Spring break! Woohoo! Isn’t that what comes to mind when you think of Cancun?
The beaches, the sunshine, the endless partying possibilities, easy flights, and visa free entry – it’s no wonder that it’s a mecca for American college students who flood the Yucatan peninsula in the month of March.
But, think again. Cancun has a laidback side to it, one I want to share with you.
Most people head for the Hotel Zone, a skinny belt of land sandwiched between the Caribbean and the Nichupté Lagoon. You can also choose to stay at the numerous resorts up or down the coast near Playa del Carmen, Isla Mujeres or Isla Cozumel, or root out a more authentic experience further inland, away from the tourist favourites. Land into Cancun, and grab a taxi or your hotel’s shuttle if it has one. Renting a car is a piece of flan, and agencies are seen in abundance along the roads and near the airport, as well as within hotels, so there’s a third option.
I stayed at Le Méridien, one of many resorts eating up coastal space. The cascading pools at this resort spill almost all the way to the sea. Dip your toes into the curling waves for a gentle splash, or go all out to parasail, jet-ski, or swim. The beaches are truly pristine, cloaked with white sand, and the water, a perfect Caribbean turquoise.
Mayan ruins are within easy access, if and when you want to tear yourself away from the beach. I strongly suggest you make the effort; after all, you don’t have to shake the sand from your feet for too long.
Driving to Tulum takes 2 – 2.5 hours. The road is a thoroughfare that takes you via Playa del Carmen to this beautiful spot once famed as a Mayan port. The site itself is beautifully maintained, with lush grass and pathways neatly laid out for visitors, so neat, that I almost wished for some disorder, something to give away the centuries of stories behind it. More impressive than the ruins themselves is their location, on a cliff overlooking the beautiful Caribbean. There is a tiny beach you can scramble down to if you don’t mind mingling with the light crowd that gathers there. Even if you aren’t usually a shutterbug, the views here beg to be photographed. Do not, under any circumstances, buy anything from the little stores outside the entrance to the walled site – a pair of colourful wooden turtles I purchased were victims of a wood worm attack, as I thankfully discovered before packing.
On the way to or from Tulum, you might want to stop at Xel-ha or Xcaret, water parks, where you can snorkel or spend some quality time with a flamingo or two.

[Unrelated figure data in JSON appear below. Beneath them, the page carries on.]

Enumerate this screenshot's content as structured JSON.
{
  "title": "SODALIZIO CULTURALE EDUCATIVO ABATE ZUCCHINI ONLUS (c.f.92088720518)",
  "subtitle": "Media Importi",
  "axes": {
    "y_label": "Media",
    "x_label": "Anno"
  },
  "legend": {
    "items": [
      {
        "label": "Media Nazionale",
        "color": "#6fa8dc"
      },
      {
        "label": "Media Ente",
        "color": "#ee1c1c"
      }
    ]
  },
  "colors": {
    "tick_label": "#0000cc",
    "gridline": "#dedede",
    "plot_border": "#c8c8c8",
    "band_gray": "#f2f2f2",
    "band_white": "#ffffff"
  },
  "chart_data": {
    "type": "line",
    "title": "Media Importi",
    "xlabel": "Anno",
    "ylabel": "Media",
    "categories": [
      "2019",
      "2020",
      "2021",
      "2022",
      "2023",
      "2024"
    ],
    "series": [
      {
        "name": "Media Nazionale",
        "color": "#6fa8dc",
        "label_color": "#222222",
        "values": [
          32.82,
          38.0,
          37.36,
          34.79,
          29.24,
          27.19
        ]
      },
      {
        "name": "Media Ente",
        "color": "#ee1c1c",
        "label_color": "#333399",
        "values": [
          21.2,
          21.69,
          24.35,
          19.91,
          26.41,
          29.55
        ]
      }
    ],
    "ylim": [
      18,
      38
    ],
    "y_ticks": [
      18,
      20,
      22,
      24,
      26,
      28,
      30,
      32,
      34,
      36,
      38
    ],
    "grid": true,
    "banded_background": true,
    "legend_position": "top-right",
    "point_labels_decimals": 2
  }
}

Other options to take in some of the Riviera Maya’s history are Chichen Itza, which will take you most of the day to get there and back, or El Rey, which is within the Hotel Zone.
A quick drive from the Hotel Zone is downtown Cancun, a city smartly catering to the annual droves of spring breakers with pulsating bars and clubs, and a massive mall to boot. There is also a market to root through and restaurants galore, waiting to be explored if you do find yourself there, spring break or no spring break.
With regard to food, try Puerto Madera in the Hotel Zone facing the Nichupté Lagoon. I went there twice in my four day stay, so rest assured the seafood and service is exemplary.
FOR THE EXAMINER'S LA READERS
Be aware that the U.S. State Department currently has a travel warning in place for Mexico. I wouldn’t worry about planning a trip to destinations like Cancun, Cabo, or Acapulco, but don’t do anything rash or intentionally drive along the border, and maintain a reasonable amount of caution as with any travel.